Two of the most veteran oil and gas producers in the U.K. North Sea—Royal Dutch Shell and BP—still tie their future to the ageing offshore basin despite a broad retreat in recent years.

Both companies plan to explore this year for new resources in the North Sea, one of the oldest deepwater hubs faced with harsh weather conditions, executives told Reuters.

The two oil giants have sold billions worth of North Sea fields, many of them nearing the end of their life, in recent years. But still they see golden opportunities there as new technologies open up resources that can be profitable with oil trading at about $50/bbl and in some cases lower.

“We like the North Sea. It has been an important hub for us for a long time and it will remain one,” BP Chief Executive Bob Dudley said on the sidelines of the Offshore Europe conference in Aberdeen, Scotland, from where many companies hold their North Sea operations. “This year we will be drilling six exploration wells in the U.K. North Sea. That’s more than we drilled in decades.”

In another sign of confidence, France’s Total last month acquired Maersk Oil, which will see it leapfrog Shell and BP to become the second-largest North Sea producer after Norway’s Statoil.

The parallel investments and retreat in the North Sea come as the basin prepares to dismantle dozens of platforms and plug hundreds of depleted wells that will cost operators including BP and Shell more than $60 billion by 2050.

The North Sea became a major offshore hub in the 1970s. Although its production peaked in the late 1990s, it has staged a modest recovery since 2015.

It is believed to hold an additional 20 Bbbl, according to the British government.

Despite harsh weather and often high costs, the North Sea offers a stable tax regime and guaranteed payments as its oil is sold in industrialized countries with high investment ratings and no military conflicts.

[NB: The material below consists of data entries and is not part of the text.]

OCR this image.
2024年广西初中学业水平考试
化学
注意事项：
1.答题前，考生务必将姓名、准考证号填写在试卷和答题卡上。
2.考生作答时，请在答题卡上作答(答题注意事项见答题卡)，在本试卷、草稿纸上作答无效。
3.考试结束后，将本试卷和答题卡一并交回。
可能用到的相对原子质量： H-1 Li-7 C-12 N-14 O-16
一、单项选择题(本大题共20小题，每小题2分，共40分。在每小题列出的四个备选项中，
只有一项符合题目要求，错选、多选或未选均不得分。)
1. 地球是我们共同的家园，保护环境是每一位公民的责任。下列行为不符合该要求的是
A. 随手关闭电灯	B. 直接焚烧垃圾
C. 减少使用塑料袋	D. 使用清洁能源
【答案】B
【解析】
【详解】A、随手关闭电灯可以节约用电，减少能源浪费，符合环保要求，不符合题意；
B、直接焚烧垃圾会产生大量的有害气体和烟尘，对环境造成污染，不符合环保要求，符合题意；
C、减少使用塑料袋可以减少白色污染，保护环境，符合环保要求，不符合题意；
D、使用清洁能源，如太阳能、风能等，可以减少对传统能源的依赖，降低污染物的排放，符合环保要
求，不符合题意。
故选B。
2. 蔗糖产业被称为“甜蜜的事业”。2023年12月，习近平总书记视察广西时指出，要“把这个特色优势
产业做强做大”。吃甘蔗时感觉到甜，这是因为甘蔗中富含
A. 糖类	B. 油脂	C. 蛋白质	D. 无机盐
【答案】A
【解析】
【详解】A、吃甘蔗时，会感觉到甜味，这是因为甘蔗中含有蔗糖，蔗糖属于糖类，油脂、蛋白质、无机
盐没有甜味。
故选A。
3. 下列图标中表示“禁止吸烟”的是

BP, together with Shell and Siccar Point, started production in 2017 at one of the largest projects launched in the region in years, the Quad 204 Field in the west Shetlands.

BP plans to launch another field, Clair Ridge, in 2018 with the aim of doubling production by 2020 to 200,000 boe/d.

At the same time, BP has sold a number of ageing fields, pipelines and terminals in recent years.

Good Margins

Shell’s oil and gas production in the North Sea is set to fall by about 40% to 150,000 boe/d after the planned completion this year of the $3.8 billion sale of a large number of fields and assets to private-equity-backed Chrysaor.

But Shell vowed to remain a key player in the North Sea and invest hundreds of millions of dollars there.

“Shell very much plans to be part of that future,” Shell Chief Executive Ben van Beurden said of the North Sea.

The Anglo-Dutch company plans to drill three to five exploration wells in the North Sea this year, according to Shell’s U.K. Chair Sinead Lynch and Steve Phimister, director of its U.K. oil and gas production, known as upstream.

Shell also aims to maintain stable production of 150,000 boe/d into 2030, which will require an annual investment of between $600 million and $1 billion, the company said.

The North Sea was severely hit by a three-year drop in oil prices, with drilling activity falling to levels not seen since the 1970s, according to Catherine MacGregor, drilling group president at services provider Schlumberger.

But operators rose to the challenge, sharply reducing operating costs and introducing efficiencies that were lost throughout the rally in oil prices to above $100 a barrel in the first half of the decade.

Operating costs in the North Sea have halved since 2014 to an average of about $15/bbl, Dudley said.

“The margin on the barrel in the North Sea is so strong it asks for you to come to invest in the basin to maintain production levels,” Phimister said.